December 3, 2015
This week, three charts particularly caught the attention of The Joseph Group’s investment committee as we discussed what is happening with markets and what is likely to happen going forward. We review each of these three charts below.
1. Seasonality is a reason to avoid getting too defensive. The chart below is a couple of weeks old, but its implications are still extremely valid. The chart looks at the second half trading pattern for the S&P 500 using data from the last 65 years. The pattern shows the S&P 500 tends to have its strongest gains during the months of November and December. Each year is its own year and this year certainly may not follow this pattern, but history shows it pays to be invested in the last two months of the year.
2. Performance in the S&P 500 this year is being driven by the 10 largest stocks. At the beginning of this week, the S&P 500 was essentially flat (when you include dividends) on a year-to-date basis. However, WITHIN the index itself, performance is anything but flat. The chart below shows that the 10 largest stocks in the S&P 500 (i.e.,Apple, Google, Microsoft, and Amazon) are collectively up 11% YTD. BUT, the other 490 stocks in the index are collectively DOWN -8%. Far more stocks are down than up so far in 2015 but due to the performance of a few big technology companies, the struggles of the stock market has a whole is not reflected in the major indexes.

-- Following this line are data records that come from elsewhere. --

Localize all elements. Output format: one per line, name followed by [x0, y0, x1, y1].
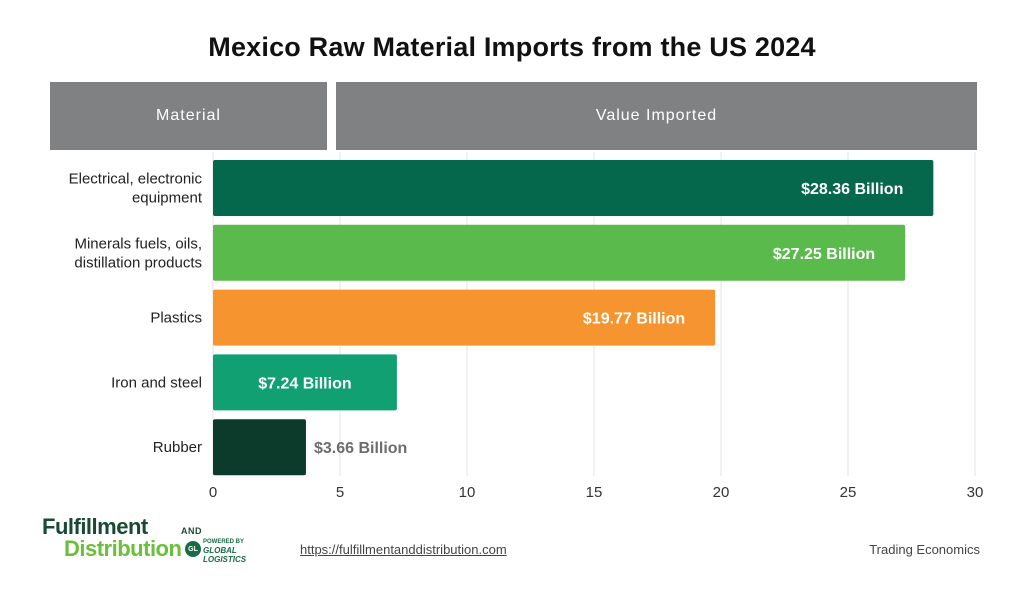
- data-label: $19.77 Billion: [583, 311, 685, 328]
- value-column-header: Value Imported: [336, 82, 977, 150]
- x-tick-label: 0: [209, 484, 217, 501]
- data-label: $3.66 Billion: [314, 440, 407, 457]
- source-credit: Trading Economics: [869, 542, 980, 557]
- global-logistics-badge-icon: GL: [185, 541, 201, 557]
- category-label: Iron and steel: [111, 374, 202, 391]
- bar: [213, 419, 306, 476]
- website-link[interactable]: https://fulfillmentanddistribution.com: [300, 542, 507, 557]
- x-tick-label: 30: [967, 484, 984, 501]
- bar: [213, 224, 906, 281]
- material-column-header: Material: [50, 82, 327, 150]
- category-label: Minerals fuels, oils, distillation produc…: [74, 235, 202, 271]
- x-tick-label: 15: [586, 484, 603, 501]
- bar: [213, 160, 934, 216]
- logo-and-text: AND: [181, 526, 202, 536]
- x-tick-label: 20: [713, 484, 730, 501]
- fulfillment-distribution-logo[interactable]: Fulfillment AND Distribution GL POWERED …: [42, 514, 272, 565]
- x-tick-label: 25: [840, 484, 857, 501]
- data-label: $7.24 Billion: [258, 375, 351, 392]
- data-label: $28.36 Billion: [801, 181, 903, 198]
- data-label: $27.25 Billion: [773, 246, 875, 263]
- chart-title: Mexico Raw Material Imports from the US …: [208, 32, 816, 62]
- x-tick-label: 10: [459, 484, 476, 501]
- logo-global-logistics-text: GLOBAL LOGISTICS: [203, 546, 247, 564]
- logo-fulfillment-text: Fulfillment: [42, 514, 148, 539]
- bar: [213, 289, 716, 346]
- x-tick-label: 5: [336, 484, 344, 501]
- category-label: Rubber: [153, 439, 202, 456]
- category-label: Electrical, electronic equipment: [69, 171, 203, 207]
- bar: [213, 354, 397, 411]
- category-label: Plastics: [150, 310, 202, 327]
- logo-powered-by-text: POWERED BY: [203, 539, 245, 545]
- logo-distribution-text: Distribution: [64, 536, 182, 561]
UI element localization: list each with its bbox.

3. Could December’s expected Fed rate hike cause the dollar to fall? The U.S. dollar has been stronger recently which has negative implications for assets such as oil and gold which are priced in dollars and some foreign stocks whose returns must be converted to dollars for U.S. investors. Many experts think the Fed’s likely move to raise interest rates in December will put further upward pressure on the dollar as currency strength tends to move toward countries with higher real interest rates. However, in a case of “buy the rumor, sell the news,” history shows that Fed rate hikes typically result in a short-term DECLINE in the value of the dollar. The mix of charts below show what happened to the dollar when the Fed began to hike rates in 1983, 1986, 1994, 1999, and 2004. In all of these cases, whether the trend in the dollar was up or down, the immediate reaction was a decline in the dollar index. If history repeats itself, it could the result could be a surprise boost in the short term performance of international stocks and commodities before the end of the year.